Hashing contract

Hashing in Strata is not an optimization. It is a formal contract.

If two systems compute different hashes for the same logical value, at least one of them is incorrect.

There is no acceptable deviation.


What is hashed

Strata hashes are computed over canonical Strata Core Binary (.scb) bytes only.

Not over:

  • Strata Text

  • decoded in-memory structures

  • transport envelopes

  • framing metadata

  • file headers

  • runtime-specific representations

Only canonical .scb bytes are valid hash input.

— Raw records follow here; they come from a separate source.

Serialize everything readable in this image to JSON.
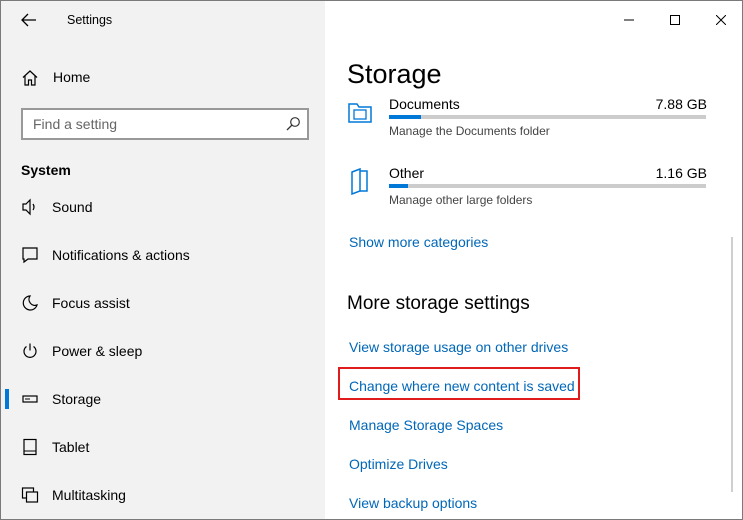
{
  "window": {
    "title": "Settings"
  },
  "sidebar": {
    "home_label": "Home",
    "search_placeholder": "Find a setting",
    "section_label": "System",
    "items": [
      {
        "label": "Sound",
        "icon": "speaker-icon"
      },
      {
        "label": "Notifications & actions",
        "icon": "notification-icon"
      },
      {
        "label": "Focus assist",
        "icon": "moon-icon"
      },
      {
        "label": "Power & sleep",
        "icon": "power-icon"
      },
      {
        "label": "Storage",
        "icon": "storage-drive-icon",
        "active": true
      },
      {
        "label": "Tablet",
        "icon": "tablet-icon"
      },
      {
        "label": "Multitasking",
        "icon": "multitasking-icon"
      }
    ]
  },
  "main": {
    "title": "Storage",
    "categories": [
      {
        "name": "Documents",
        "size": "7.88 GB",
        "subtitle": "Manage the Documents folder",
        "fill": 0.1,
        "icon": "documents-folder-icon"
      },
      {
        "name": "Other",
        "size": "1.16 GB",
        "subtitle": "Manage other large folders",
        "fill": 0.06,
        "icon": "other-folder-icon"
      }
    ],
    "show_more_link": "Show more categories",
    "more_settings_heading": "More storage settings",
    "links": [
      "View storage usage on other drives",
      "Change where new content is saved",
      "Manage Storage Spaces",
      "Optimize Drives",
      "View backup options"
    ]
  },
  "colors": {
    "accent": "#0078d7",
    "link": "#0067b8",
    "highlight": "#e01b1b",
    "sidebar_bg": "#f2f2f2"
  }
}
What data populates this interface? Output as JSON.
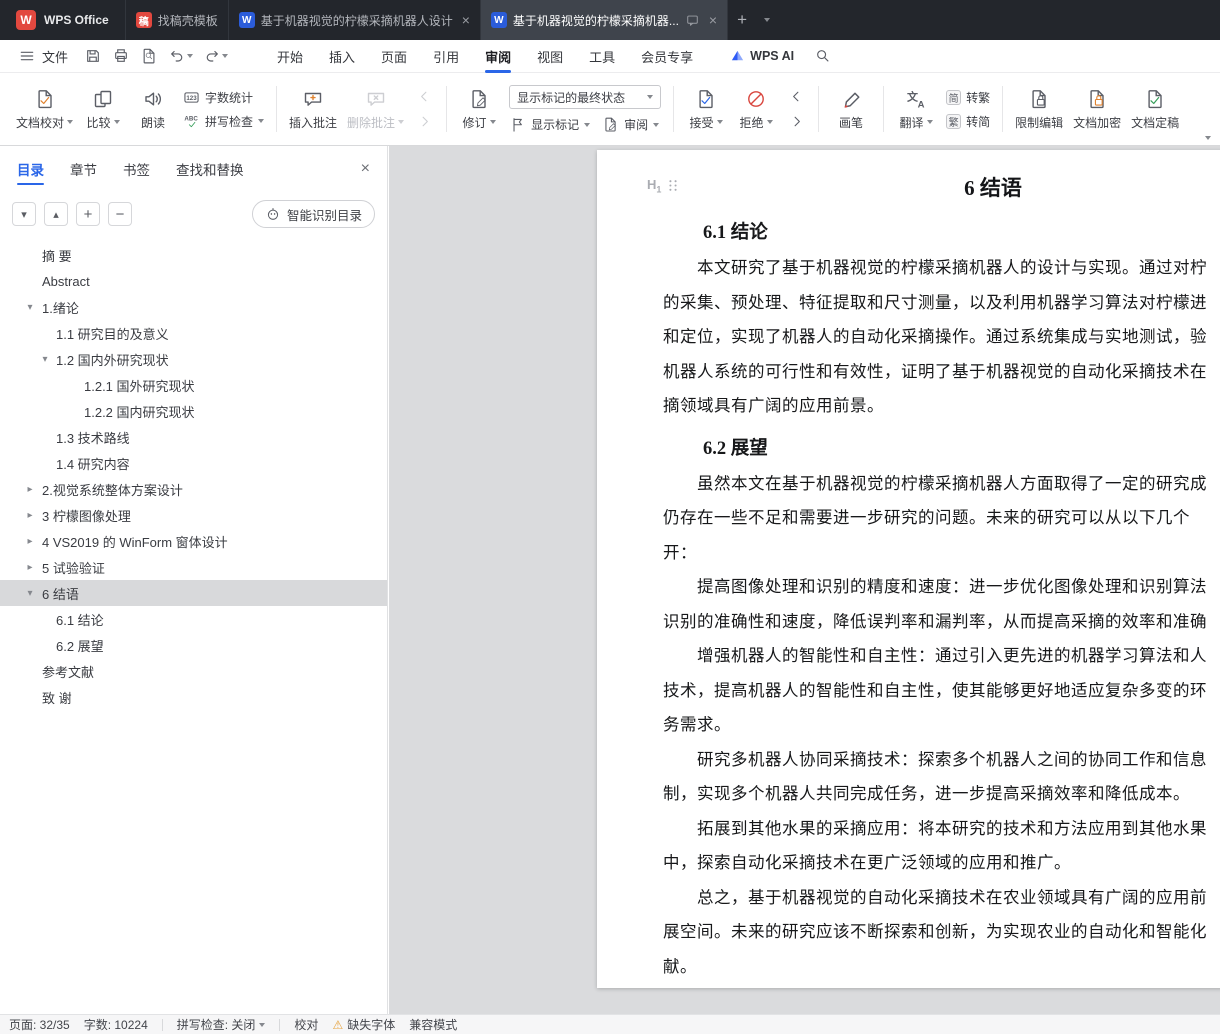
{
  "icons": {
    "close": "×",
    "plus": "+",
    "minus": "−",
    "tri_down": "▾",
    "tri_up": "▴",
    "tri_right": "▸",
    "warning": "⚠",
    "wps_w": "W",
    "word_w": "W",
    "tmpl_glyph": "稿"
  },
  "colors": {
    "accent_blue": "#2a66e8",
    "wps_red": "#e2483f",
    "word_blue": "#2b5cd9",
    "warning": "#e6a23c",
    "selected_toc_bg": "#d8d9db"
  },
  "tabbar": {
    "home": "WPS Office",
    "tabs": [
      {
        "title": "找稿壳模板"
      },
      {
        "title": "基于机器视觉的柠檬采摘机器人设计"
      },
      {
        "title": "基于机器视觉的柠檬采摘机器..."
      }
    ]
  },
  "menubar": {
    "file": "文件",
    "items": [
      "开始",
      "插入",
      "页面",
      "引用",
      "审阅",
      "视图",
      "工具",
      "会员专享"
    ],
    "active": "审阅",
    "wps_ai": "WPS AI"
  },
  "ribbon": {
    "doc_proof": "文档校对",
    "compare": "比较",
    "read_aloud": "朗读",
    "word_count": "字数统计",
    "spell_check": "拼写检查",
    "insert_comment": "插入批注",
    "delete_comment": "删除批注",
    "revise": "修订",
    "markup_state": "显示标记的最终状态",
    "show_markup": "显示标记",
    "review": "审阅",
    "accept": "接受",
    "reject": "拒绝",
    "brush": "画笔",
    "translate": "翻译",
    "jian": "简",
    "fan": "繁",
    "to_trad": "转繁",
    "to_simp": "转简",
    "restrict": "限制编辑",
    "encrypt": "文档加密",
    "finalize": "文档定稿"
  },
  "sidebar": {
    "tabs": [
      "目录",
      "章节",
      "书签",
      "查找和替换"
    ],
    "active_tab": "目录",
    "smart_toc": "智能识别目录",
    "toc": [
      {
        "label": "摘 要",
        "level": 0
      },
      {
        "label": "Abstract",
        "level": 0
      },
      {
        "label": "1.绪论",
        "level": 0,
        "arrow": "down"
      },
      {
        "label": "1.1 研究目的及意义",
        "level": 1
      },
      {
        "label": "1.2 国内外研究现状",
        "level": 1,
        "arrow": "down"
      },
      {
        "label": "1.2.1 国外研究现状",
        "level": 2
      },
      {
        "label": "1.2.2 国内研究现状",
        "level": 2
      },
      {
        "label": "1.3 技术路线",
        "level": 1
      },
      {
        "label": "1.4 研究内容",
        "level": 1
      },
      {
        "label": "2.视觉系统整体方案设计",
        "level": 0,
        "arrow": "right"
      },
      {
        "label": "3 柠檬图像处理",
        "level": 0,
        "arrow": "right"
      },
      {
        "label": "4 VS2019 的 WinForm 窗体设计",
        "level": 0,
        "arrow": "right"
      },
      {
        "label": "5 试验验证",
        "level": 0,
        "arrow": "right"
      },
      {
        "label": "6 结语",
        "level": 0,
        "arrow": "down",
        "selected": true
      },
      {
        "label": "6.1 结论",
        "level": 1
      },
      {
        "label": "6.2 展望",
        "level": 1
      },
      {
        "label": "参考文献",
        "level": 0
      },
      {
        "label": "致 谢",
        "level": 0
      }
    ]
  },
  "document": {
    "marker_h": "H",
    "marker_sub": "1",
    "title": "6 结语",
    "sections": [
      {
        "heading": "6.1 结论",
        "lines": [
          "　　本文研究了基于机器视觉的柠檬采摘机器人的设计与实现。通过对柠",
          "的采集、预处理、特征提取和尺寸测量，以及利用机器学习算法对柠檬进",
          "和定位，实现了机器人的自动化采摘操作。通过系统集成与实地测试，验",
          "机器人系统的可行性和有效性，证明了基于机器视觉的自动化采摘技术在",
          "摘领域具有广阔的应用前景。"
        ]
      },
      {
        "heading": "6.2 展望",
        "lines": [
          "　　虽然本文在基于机器视觉的柠檬采摘机器人方面取得了一定的研究成",
          "仍存在一些不足和需要进一步研究的问题。未来的研究可以从以下几个",
          "开：",
          "　　提高图像处理和识别的精度和速度：进一步优化图像处理和识别算法",
          "识别的准确性和速度，降低误判率和漏判率，从而提高采摘的效率和准确",
          "　　增强机器人的智能性和自主性：通过引入更先进的机器学习算法和人",
          "技术，提高机器人的智能性和自主性，使其能够更好地适应复杂多变的环",
          "务需求。",
          "　　研究多机器人协同采摘技术：探索多个机器人之间的协同工作和信息",
          "制，实现多个机器人共同完成任务，进一步提高采摘效率和降低成本。",
          "　　拓展到其他水果的采摘应用：将本研究的技术和方法应用到其他水果",
          "中，探索自动化采摘技术在更广泛领域的应用和推广。",
          "　　总之，基于机器视觉的自动化采摘技术在农业领域具有广阔的应用前",
          "展空间。未来的研究应该不断探索和创新，为实现农业的自动化和智能化",
          "献。"
        ]
      }
    ]
  },
  "statusbar": {
    "page": "页面: 32/35",
    "words": "字数: 10224",
    "spell": "拼写检查: 关闭",
    "proof": "校对",
    "missing_font": "缺失字体",
    "compat": "兼容模式"
  }
}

If it is not canonical, it is not hashable.


Hash function

Strata uses BLAKE3-256.

Properties required by the system:

  • deterministic

  • fast

  • cryptographically secure

  • identical across platforms

  • stable over time

The hash output is exactly 32 bytes.


Hash determinism

Hash determinism is guaranteed by construction.

Because:

  • canonical encoding is unique

  • encoding rules are frozen per version

  • all implementations encode identically

The following always holds:

Same logical value -> same canonical bytes -> same hash

This is a hard invariant.


Hash computation order

Hashing always occurs after canonical encoding.

There is no alternative order. There is no shortcut. There is no pre-hashing.


No normalization before hashing

Strata forbids any transformation before hashing.

The following are explicitly forbidden:

  • map reordering

  • whitespace trimming

  • integer normalization

  • UTF-8 repair

  • trailing byte removal

  • schema-driven coercion

If input is non-canonical, hashing must not proceed.


Hash stability across languages

All implementations must produce:

  • identical canonical bytes

  • identical hash output

for the same logical value.

Language choice is irrelevant. Runtime choice is irrelevant. Platform choice is irrelevant.

If two languages disagree, one implementation is wrong.


Hash stability across time

Once a Strata version is finalized:

  • canonical encoding is frozen

  • hash semantics are frozen

Hashes produced today must match hashes produced in the future for the same value under the same version.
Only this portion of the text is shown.